NMPF has pursued a modest increase to make allowances up front, yet AFBF Chief Economist Roger Cryan said he questions whether this is needed in today’s market.
“The fact is that we’ve seen the construction of a lot of big new cheese plants that obviously can make money even at the current formulas,” he said. “We question whether there’s a need for an increase in make allowances at all until we see numbers that verify.”
The hearing just started to scratch the surface on the final focus area to update Class I and Class II differentials before it began the six-week recess. NMPF’s lead witness — Jeff Sims, an NMPF board member and the chief market analysis officer for Lone Star Milk Producers — was on the stand for 12 hours and “took the brunt of the initial questions and cross-examination from the other processor groups,” Cain said, noting NMPF has roughly 20 total witnesses lined up to testify on the issue.
Differentials — the cost to move surplus milk from one region to where it’s needed in another — were originally put in place when the federal order was reformed in 2000. NMPF’s proposal updates USDA’s Dairy Sector Stimulator — DSS — to reflect the “real world workings of moving milk from regions around the country,” Cain said.

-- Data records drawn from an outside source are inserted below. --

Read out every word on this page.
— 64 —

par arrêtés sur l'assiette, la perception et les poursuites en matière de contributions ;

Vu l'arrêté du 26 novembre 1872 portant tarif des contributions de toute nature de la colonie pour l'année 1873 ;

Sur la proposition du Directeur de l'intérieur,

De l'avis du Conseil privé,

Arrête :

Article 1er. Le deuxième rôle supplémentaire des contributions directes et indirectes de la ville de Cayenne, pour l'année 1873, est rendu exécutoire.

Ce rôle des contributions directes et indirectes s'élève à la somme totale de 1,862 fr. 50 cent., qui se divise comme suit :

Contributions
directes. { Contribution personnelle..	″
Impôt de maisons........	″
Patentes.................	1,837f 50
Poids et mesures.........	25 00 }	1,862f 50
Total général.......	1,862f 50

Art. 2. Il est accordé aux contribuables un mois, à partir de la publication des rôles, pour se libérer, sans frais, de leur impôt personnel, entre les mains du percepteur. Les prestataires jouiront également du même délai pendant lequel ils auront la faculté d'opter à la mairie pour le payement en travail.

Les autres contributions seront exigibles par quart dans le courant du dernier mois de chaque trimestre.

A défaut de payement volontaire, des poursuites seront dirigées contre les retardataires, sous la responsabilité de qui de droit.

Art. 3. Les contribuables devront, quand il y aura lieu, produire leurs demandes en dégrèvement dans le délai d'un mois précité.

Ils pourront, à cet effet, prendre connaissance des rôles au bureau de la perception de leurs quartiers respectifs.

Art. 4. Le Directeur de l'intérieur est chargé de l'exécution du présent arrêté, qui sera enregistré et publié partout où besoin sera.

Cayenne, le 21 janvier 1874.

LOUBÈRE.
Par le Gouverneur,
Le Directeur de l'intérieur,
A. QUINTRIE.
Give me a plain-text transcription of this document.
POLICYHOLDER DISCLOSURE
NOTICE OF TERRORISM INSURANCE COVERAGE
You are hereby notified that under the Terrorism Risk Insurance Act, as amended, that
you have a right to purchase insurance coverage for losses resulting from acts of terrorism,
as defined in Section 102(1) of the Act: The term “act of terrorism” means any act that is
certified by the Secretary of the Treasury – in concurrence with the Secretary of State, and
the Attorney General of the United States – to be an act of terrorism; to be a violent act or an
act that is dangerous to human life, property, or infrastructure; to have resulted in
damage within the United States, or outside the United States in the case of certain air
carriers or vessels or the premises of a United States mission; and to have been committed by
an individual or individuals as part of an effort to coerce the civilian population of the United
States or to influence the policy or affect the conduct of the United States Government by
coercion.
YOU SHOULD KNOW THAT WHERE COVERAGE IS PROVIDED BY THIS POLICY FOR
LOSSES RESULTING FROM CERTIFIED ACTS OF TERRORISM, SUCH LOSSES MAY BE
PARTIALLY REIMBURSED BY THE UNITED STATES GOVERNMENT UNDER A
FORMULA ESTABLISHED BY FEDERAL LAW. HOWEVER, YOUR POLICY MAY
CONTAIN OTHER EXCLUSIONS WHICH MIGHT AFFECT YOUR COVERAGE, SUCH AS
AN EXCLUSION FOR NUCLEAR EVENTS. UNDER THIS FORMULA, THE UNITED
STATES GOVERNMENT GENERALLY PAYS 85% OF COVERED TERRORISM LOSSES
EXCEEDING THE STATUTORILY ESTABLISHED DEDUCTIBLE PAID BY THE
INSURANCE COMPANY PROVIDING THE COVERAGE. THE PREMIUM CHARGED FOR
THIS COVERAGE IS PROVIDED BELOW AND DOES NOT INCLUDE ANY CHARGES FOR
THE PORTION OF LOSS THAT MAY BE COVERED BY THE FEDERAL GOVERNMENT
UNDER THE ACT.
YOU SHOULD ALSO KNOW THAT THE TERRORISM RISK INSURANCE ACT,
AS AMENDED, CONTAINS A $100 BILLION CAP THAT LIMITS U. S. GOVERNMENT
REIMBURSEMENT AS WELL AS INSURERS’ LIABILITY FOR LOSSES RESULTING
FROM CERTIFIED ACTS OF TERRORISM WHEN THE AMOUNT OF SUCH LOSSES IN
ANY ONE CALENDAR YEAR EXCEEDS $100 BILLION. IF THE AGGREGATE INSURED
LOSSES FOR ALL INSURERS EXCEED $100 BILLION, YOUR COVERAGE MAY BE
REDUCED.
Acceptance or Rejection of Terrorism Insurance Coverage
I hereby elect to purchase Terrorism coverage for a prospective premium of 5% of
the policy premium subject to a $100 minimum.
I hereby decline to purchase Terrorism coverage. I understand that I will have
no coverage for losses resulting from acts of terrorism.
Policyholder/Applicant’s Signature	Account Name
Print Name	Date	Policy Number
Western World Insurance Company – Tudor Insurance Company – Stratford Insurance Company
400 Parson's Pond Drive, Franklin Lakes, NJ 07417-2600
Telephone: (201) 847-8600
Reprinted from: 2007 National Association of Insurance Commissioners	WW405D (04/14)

But the conversation around differentials can quickly become very granular and regional; there are 3,108 differentials established today. “The scope of the differentials is what is going to make this take such a long time,” Cain said.
After hearing the presented testimony and defense, Cryan believes NMPF has done a “reasonable job of taking model results like USDA used 25 years ago and making localized adjustments to put it into operation in ways that are practical.”
But Organic Valley’s Warthesen said NMPF’s proposal on changing differentials for fluid milk nationwide puts Organic Valley and other fluid milk innovators “at a lot of risk because it creates higher Class I differentials.” MIG has a proposal to lower the current base from $1.60 to zero.
Josh Tranel, an organic dairy producer from Wisconsin, was the first producer to testify during the process and shared the “FMMO pool is a constant, multimillion dollar draw” from CROPP Cooperative.
The hearing will recess until Nov. 27 to get the necessary government officials and all other interested parties back in the room again.
Cain hopes the six-week break can allow those involved to prioritize their questioning and testimony. “A lot of folks are getting burned out at this point,” he said, and a break can help those to return and “hit the ground running.”
There’s anticipation that two more weeks of testimony can help gather all the information needed for USDA to formulate its proposed changes in the months ahead.
Cryan believes it’s 50-50 on whether the hearing can conclude in those two weeks. “It really depends on [NMPF]. They have an enormous amount of details to present. The processing folks have been cross-examining them ad nauseam in order to trip them up,” he said.
If the hearing wraps up by early December 2023, Cain said USDA could offer its recommendations in April, possibly finalizing the language after a comment period by the end of 2024. Cryan said a final decision from USDA could be put up for a producer vote before the end of 2024, possibly concluding the process by early 2025.